Runners with shoes on tend to strike the ground with their heels, leading to an impact equivalent to two to three times their body weight, Lieberman said.
Lieberman, along with co-researcher Madhusudhan Venkadesan, also from Harvard, analyzed the running gaits of shod and unshod people in the U.S. and Kenya.
Lieberman chose Kenya, he said, because the region holds 50 per cent of the world records in endurance running and also has many barefoot runners.
“So we could compare people who run a lot and had grown up wearing shoes (and compare it to those who had) grown up barefoot,” he said.
In Kenya, they captured footage of people running on the ground with a high-speed video camera.
In the U.S., they measured the force of the impact by having people run on scales embedded in the ground.

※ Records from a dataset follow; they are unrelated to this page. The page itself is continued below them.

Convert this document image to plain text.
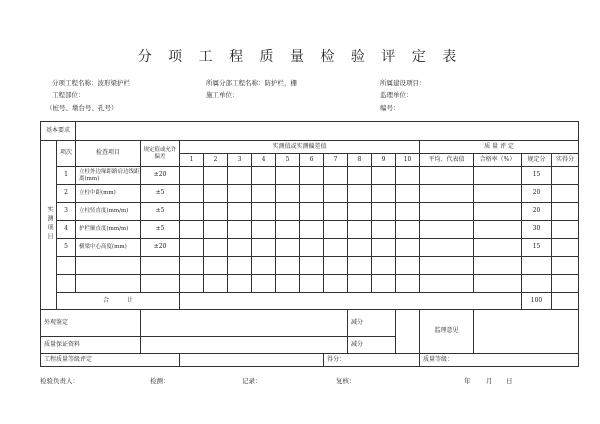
分 项 工 程 质 量 检 验 评 定 表
分项工程名称：波形梁护栏	所属分部工程名称：防护栏，栅	所属建设项目：
工程部位：	施工单位：	监理单位：
（桩号、墩台号、孔号）	编号：
基本要求																	
实测项目	项次	检查项目	规定值或允许偏差	实测值或实测偏差值										质 量 评 定			
				1	2	3	4	5	6	7	8	9	10	平均、代表值	合格率（%）	规定分	实得分
	1	立柱外边缘距路肩边线距离(mm)	±20													15	
	2	立柱中距(mm)	±5													20	
	3	立柱竖直度(mm/m)	±5													20	
	4	护栏顺直度(mm/m)	±5													30	
	5	横梁中心高度(mm)	±20													15	

	合　　　计															100	
外观鉴定											减分			监理意见			
质量保证资料											减分						
工程质量等级评定										得分：				质量等级：			
检验负责人：	检测：	记录：	复核：	年 月 日
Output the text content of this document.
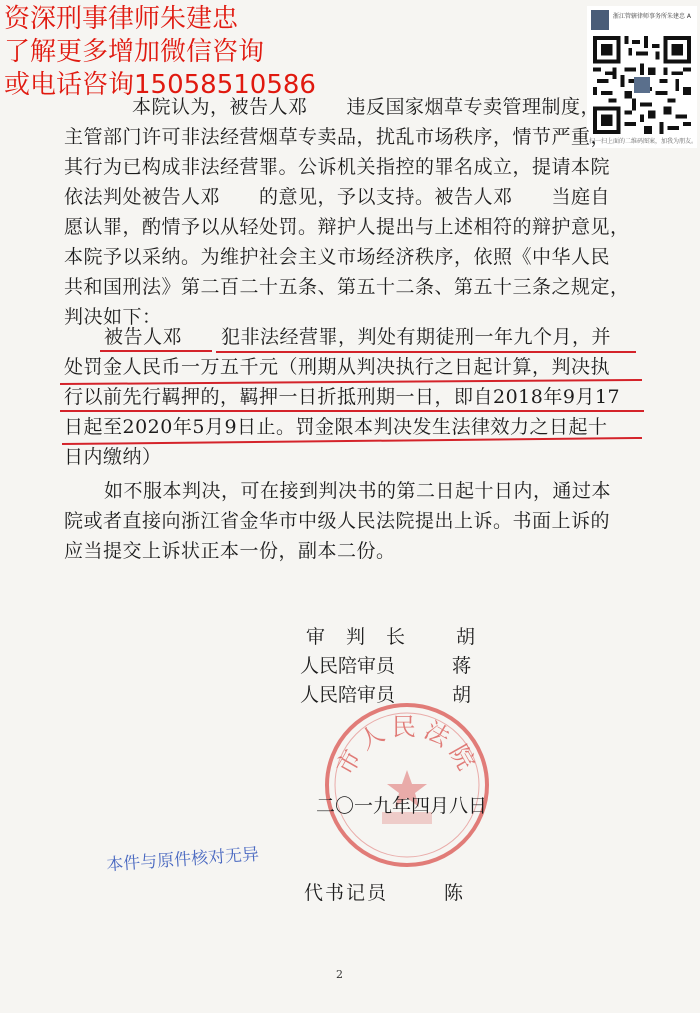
资深刑事律师朱建忠
了解更多增加微信咨询
或电话咨询15058510586
浙江管辖律师事务所朱建忠 A
扫一扫上面的二维码图案，加我为朋友。
本院认为，被告人邓　　违反国家烟草专卖管理制度，
主管部门许可非法经营烟草专卖品，扰乱市场秩序，情节严重，
其行为已构成非法经营罪。公诉机关指控的罪名成立，提请本院
依法判处被告人邓　　的意见，予以支持。被告人邓　　当庭自
愿认罪，酌情予以从轻处罚。辩护人提出与上述相符的辩护意见，
本院予以采纳。为维护社会主义市场经济秩序，依照《中华人民
共和国刑法》第二百二十五条、第五十二条、第五十三条之规定，
判决如下：
被告人邓　　犯非法经营罪，判处有期徒刑一年九个月，并
处罚金人民币一万五千元（刑期从判决执行之日起计算，判决执
行以前先行羁押的，羁押一日折抵刑期一日，即自2018年9月17
日起至2020年5月9日止。罚金限本判决发生法律效力之日起十
日内缴纳）
如不服本判决，可在接到判决书的第二日起十日内，通过本
院或者直接向浙江省金华市中级人民法院提出上诉。书面上诉的
应当提交上诉状正本一份，副本二份。
审　判　长	胡
人民陪审员	蒋
人民陪审员	胡
市人民法院
二〇一九年四月八日
本件与原件核对无异
代书记员	陈
2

They also used a 3-D motion analysis system.
“Heel-striking is painful when barefoot or in minimal shoes because it causes a large collisional force each time a foot lands on the ground,” said Venkadesan, in a news release. “Barefoot runners point their toes more at landing, avoiding this collision by decreasing the effective mass of the foot that comes to a sudden stop when you land, and by having a more compliant, or springy, leg.”
Shoes are a relatively new invention and humans’ evolutionary history points to traits the favoured barefoot running, Lieberman said.
In their paper, which will appear this week in the journal Nature, the authors point out that modern running shoes didn’t even show up until the 1970s.
“For most of human evolutionary history, runners were either barefoot or wore minimal footwear such as sandals or moccasins with smaller heels and little cushioning,” they write.
Lieberman admitted his research might not usher in a resurgence of barefoot culture in North America.
“Shoes are great because they are comfortable, and I don’t think we will ever become a barefoot culture,” he said. “Most runners can and do wear shoes if they can. But I think it’s fun to run barefoot (but) some may prefer to run the way they do in cushioned shoes. I think the key is for people to do what they want, have fun and avoid injury. There is no one way to run.”
Runners looking to make the change to barefoot jogs when they’ve worn shoes their whole lives may find it difficult as their muscles adjust, he said.
“If you’ve been a heel-striker all your life you have to transition slowly to build strength in your calf and foot muscles,” he said.
Nonetheless, barefoot running in North America is a trend that has attracted many shunners of shoes and produced many blogs and books on the topic.
Proponents of the activity advocate ditching shoes completely, claiming they actually cause more damage than they prevent.
Abebe Bikila, an Ethiopian marathon runner, won a gold medal and set an Olympic record when he ran barefoot at the 1960 Olympic Games in Rome.